Programmer120
Programmer120

Reputation: 2592

What is the proper way to terminate multi-threading code when one thread fails?

I have the following code:

def getdata3(self, page, data, apifolder, additional):
    tries = 10
    for n in range(tries):
        try:
        except (ChunkedEncodingError, requests.exceptions.HTTPError) as e:
            ...

            if n == tries - 1:
                raise e            # If arrived here - Terminate !
    print ("{2} page {0} finished. Length is {1}".format(page,len(datarALL),str(datetime.now())))
    return job

Main code:

    with ThreadPoolExecutor(max_workers=num_of_workers) as executor:
        futh = [(executor.submit(self.getdata3, page, data, apifolder,additional)) for page in pages]
        for data in as_completed(futh):
            datarALL.extend(data.result())
    print ("Finished generateing data.")
    return datarALL

This code create threads for workers. When all work is done it returns the datarALL .

My problem:

What I want is that if one of the threads arrives here:

if n == tries - 1:
    raise e            # If arrived here - Terminate !

All existed threads will be terminated. No future threads will be created (terminate the for page in pages loop) and the entire program will be terminated.

I read a few articles about the issue. I also read this Should I use Events, Semaphores, Locks, Conditions, or a combination thereof to manage safely exiting my multithreaded Python program? but the offered solutions are very complex and seem to add a lot code which I doubt I need.

I tried to do:

if n == tries - 1:
    exit(1)      

But when I check htop this doesn't shut down the entire process and threads.. I have some left over that are staying there as zombies.
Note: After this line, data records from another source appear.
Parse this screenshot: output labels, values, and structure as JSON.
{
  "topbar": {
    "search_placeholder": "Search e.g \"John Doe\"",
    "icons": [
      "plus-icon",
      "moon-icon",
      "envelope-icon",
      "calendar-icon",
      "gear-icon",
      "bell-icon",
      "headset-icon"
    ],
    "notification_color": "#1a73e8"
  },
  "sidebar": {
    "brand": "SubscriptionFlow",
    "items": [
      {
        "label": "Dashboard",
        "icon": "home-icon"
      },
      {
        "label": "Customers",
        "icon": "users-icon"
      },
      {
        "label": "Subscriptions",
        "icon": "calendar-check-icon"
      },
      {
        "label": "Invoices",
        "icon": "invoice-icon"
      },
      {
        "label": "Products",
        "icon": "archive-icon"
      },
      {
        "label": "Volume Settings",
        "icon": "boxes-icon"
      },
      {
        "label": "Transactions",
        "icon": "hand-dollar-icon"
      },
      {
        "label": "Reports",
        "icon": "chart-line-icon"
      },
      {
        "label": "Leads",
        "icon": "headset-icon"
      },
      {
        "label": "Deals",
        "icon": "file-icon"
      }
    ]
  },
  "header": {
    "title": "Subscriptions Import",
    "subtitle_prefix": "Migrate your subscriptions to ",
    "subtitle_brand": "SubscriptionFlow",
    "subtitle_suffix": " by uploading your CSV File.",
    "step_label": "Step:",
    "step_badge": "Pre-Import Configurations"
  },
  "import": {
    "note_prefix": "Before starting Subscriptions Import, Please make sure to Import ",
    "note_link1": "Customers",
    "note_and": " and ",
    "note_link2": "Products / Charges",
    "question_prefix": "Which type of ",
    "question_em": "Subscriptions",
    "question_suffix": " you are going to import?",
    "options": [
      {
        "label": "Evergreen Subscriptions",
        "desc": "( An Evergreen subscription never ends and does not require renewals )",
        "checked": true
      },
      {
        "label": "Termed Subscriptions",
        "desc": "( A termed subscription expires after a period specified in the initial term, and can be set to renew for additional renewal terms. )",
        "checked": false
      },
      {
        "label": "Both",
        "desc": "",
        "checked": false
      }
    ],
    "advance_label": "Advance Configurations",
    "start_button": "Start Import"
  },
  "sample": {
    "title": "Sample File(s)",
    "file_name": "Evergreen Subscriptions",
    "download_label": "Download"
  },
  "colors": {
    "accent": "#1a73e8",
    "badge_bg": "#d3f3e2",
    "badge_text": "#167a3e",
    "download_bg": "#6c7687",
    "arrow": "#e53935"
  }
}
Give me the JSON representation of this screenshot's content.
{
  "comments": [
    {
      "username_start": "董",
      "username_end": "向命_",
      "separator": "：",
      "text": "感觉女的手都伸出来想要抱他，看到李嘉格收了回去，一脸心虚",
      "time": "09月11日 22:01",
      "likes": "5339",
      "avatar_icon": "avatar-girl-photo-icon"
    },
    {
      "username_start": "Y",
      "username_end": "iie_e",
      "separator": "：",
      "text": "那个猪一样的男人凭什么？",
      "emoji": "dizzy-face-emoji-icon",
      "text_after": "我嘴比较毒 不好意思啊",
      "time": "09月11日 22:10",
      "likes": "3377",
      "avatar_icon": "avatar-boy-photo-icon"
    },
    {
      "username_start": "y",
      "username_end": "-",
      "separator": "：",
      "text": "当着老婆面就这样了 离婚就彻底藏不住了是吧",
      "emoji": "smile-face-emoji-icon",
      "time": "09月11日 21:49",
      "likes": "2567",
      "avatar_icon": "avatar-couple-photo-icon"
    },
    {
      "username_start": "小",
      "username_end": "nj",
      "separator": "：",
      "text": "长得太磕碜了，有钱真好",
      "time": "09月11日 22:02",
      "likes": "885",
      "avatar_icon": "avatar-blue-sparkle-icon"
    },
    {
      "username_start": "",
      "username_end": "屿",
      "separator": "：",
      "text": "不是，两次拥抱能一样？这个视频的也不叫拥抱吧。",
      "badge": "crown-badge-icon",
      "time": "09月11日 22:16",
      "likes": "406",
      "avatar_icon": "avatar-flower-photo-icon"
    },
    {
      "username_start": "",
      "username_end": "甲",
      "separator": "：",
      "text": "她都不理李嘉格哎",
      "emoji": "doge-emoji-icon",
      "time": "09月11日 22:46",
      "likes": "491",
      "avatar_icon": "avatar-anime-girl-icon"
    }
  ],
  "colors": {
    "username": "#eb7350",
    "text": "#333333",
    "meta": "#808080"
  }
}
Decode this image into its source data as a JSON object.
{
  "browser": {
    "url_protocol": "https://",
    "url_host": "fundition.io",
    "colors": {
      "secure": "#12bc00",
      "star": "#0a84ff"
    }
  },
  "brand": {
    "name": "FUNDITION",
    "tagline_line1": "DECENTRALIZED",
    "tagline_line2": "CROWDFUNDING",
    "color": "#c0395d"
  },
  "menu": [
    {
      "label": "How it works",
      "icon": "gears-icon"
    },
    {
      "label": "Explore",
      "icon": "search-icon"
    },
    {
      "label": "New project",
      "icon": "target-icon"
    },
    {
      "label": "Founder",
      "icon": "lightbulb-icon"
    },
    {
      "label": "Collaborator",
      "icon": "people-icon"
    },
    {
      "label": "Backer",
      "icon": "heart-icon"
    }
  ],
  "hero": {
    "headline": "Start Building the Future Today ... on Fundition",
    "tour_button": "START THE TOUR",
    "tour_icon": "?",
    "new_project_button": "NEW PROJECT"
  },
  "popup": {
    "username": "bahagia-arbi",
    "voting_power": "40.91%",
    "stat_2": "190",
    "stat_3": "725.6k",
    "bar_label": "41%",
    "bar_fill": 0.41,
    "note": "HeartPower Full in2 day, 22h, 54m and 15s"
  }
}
My Question: Is there a simple, clean solution to terminate the program with error notice?

Upvotes: 2

Views: 389

Answers (1)

Jean-François Fabre
Jean-François Fabre

Reputation: 140178

sys.exit() can stay stuck sometimes because it tries to exit gracefully.

Some quick & dirty solution implies the use of os._exit(1) (1 is a possible return code indicating an error, 0 means success, you don't want to use that here. Stay in 0-255 range to avoid portability problems)

On modern systems, resource tracking happens and the program quits, killing all attached resources (file handles, threads, memory...), so it is an acceptable solution.

The downside is that it bypasses python exit/cleanup procedures, just like when you kill the python process using kill. On OSes lacking resource tracking management (we're talking ancient history), this would result in global memory leak/file descriptors.

In your case, it doesn't matter because without this you cannot quit your application. But don't generalize it, reserve that for emergency exit procedures.